The Code is based on principles of fair dealing, providing surety of contract:

•             Requirement for retailers to maintain written supply agreements with vendors

•             Payment of goods must be in accordance with the agreement 

•             Prevents retrospective cost claims, except in limited circumstances

•             No payments for shrinkage (theft)

•             Prohibitions on payments for wastage, except in limited circumstances

•             No payments for better positioning of product in store, except in limited circumstances

•             Clarity around promotional activities and funding

•             Prevents retailers shifting costs onto suppliers unfairly or without negotiation

•             Requires genuine commercial reasons for delisting products

•             Obligations relating to retailers’ own brands i.e. intellectual property, confidentiality, transparency of range/shelf space allocation and exclusivity

•             Delivers time-efficient and cost-effective dispute resolution process

•             Requires retail buyers to be trained in Code content

•             Requires retailers to employ a Code Compliance Manager to oversee complaints.

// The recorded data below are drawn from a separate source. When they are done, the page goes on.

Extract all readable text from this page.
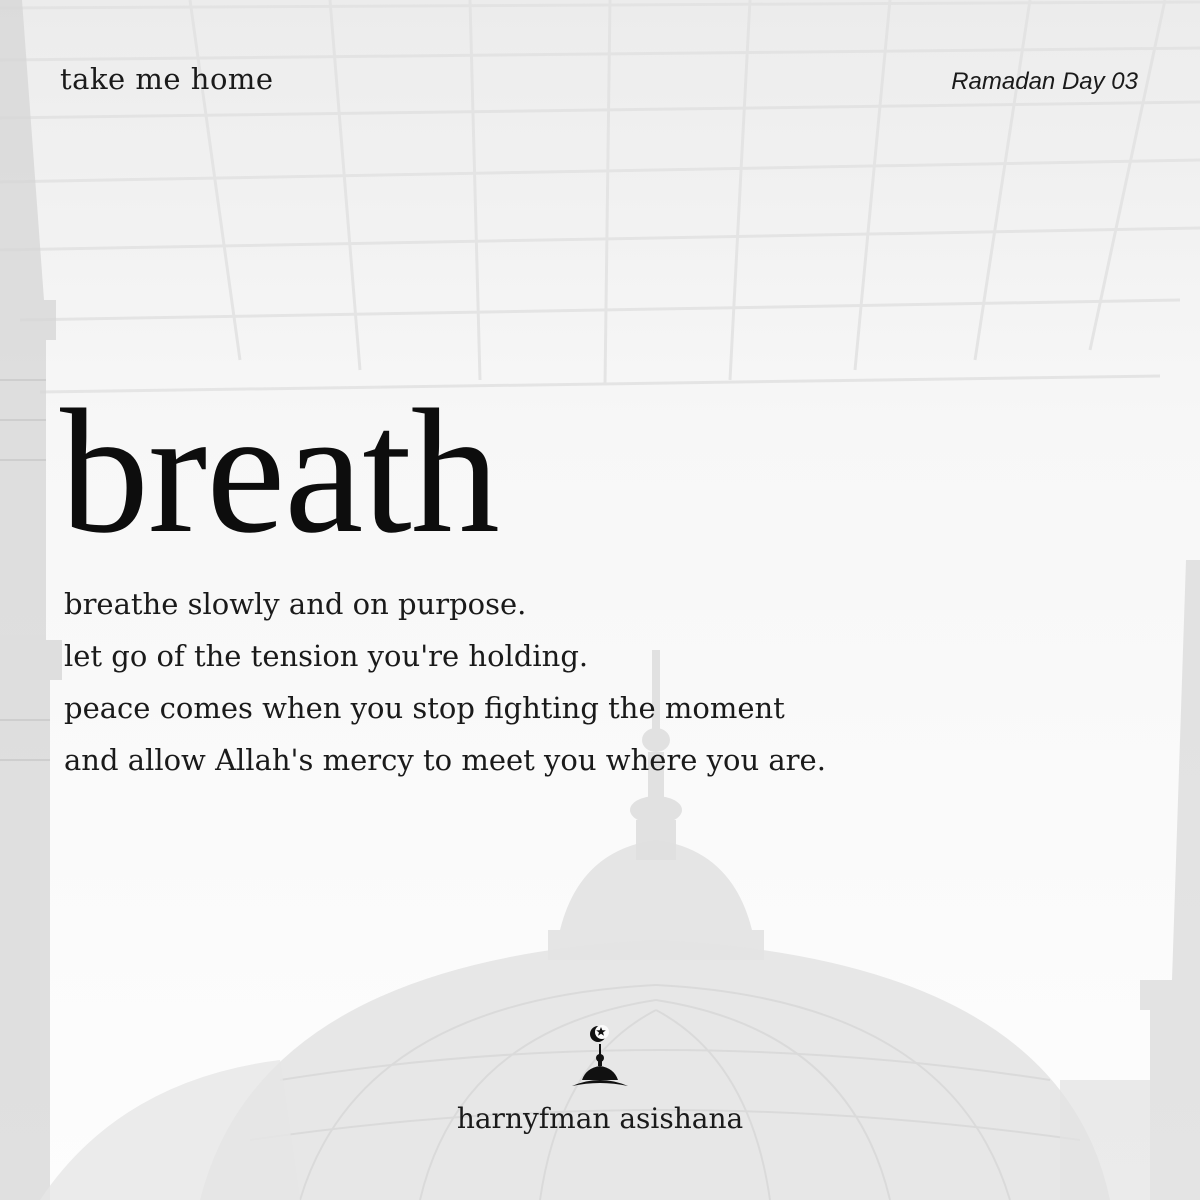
take me home	Ramadan Day 03
breath
breathe slowly and on purpose.
let go of the tension you're holding.
peace comes when you stop fighting the moment
and allow Allah's mercy to meet you where you are.
harnyfman asishana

The shrinkage issue is one that is currently relevant in New Zealand.

NZFGC’s long-held position is that ullage doesn’t cover theft, and suppliers shouldn’t be asked to compensate for poor in-store security.

Shoplifting has been a problem as long as there’s been retailing. It’s a daily battle, where current law seems weak and shoplifters are increasingly bold and organised.

While it’s a problem for all retailers, I’ve received reports recently that some Countdown stores have had eye-watering problems with theft, particularly of high-value, easily-traded items.  In some instances, so much stock is disappearing that it can only be organised theft.

Who knows what steps have been taken to increase store security, but it’s a surprise that suppliers are being asked to factor-in such losses in negotiations – something that is now categorically ruled out across the ditch.

If thousands of units are walking from stores then surely the issue is a retail problem. The answer is not to seek compensation from suppliers and talk delisting if they don’t play ball (something also ruled out by the Code).

It’s another example of retailers trying to get suppliers to take on more of the risk in the store. If suppliers compensate retailers for professional thieving in the store, what motivation is there for retailers to improve store security?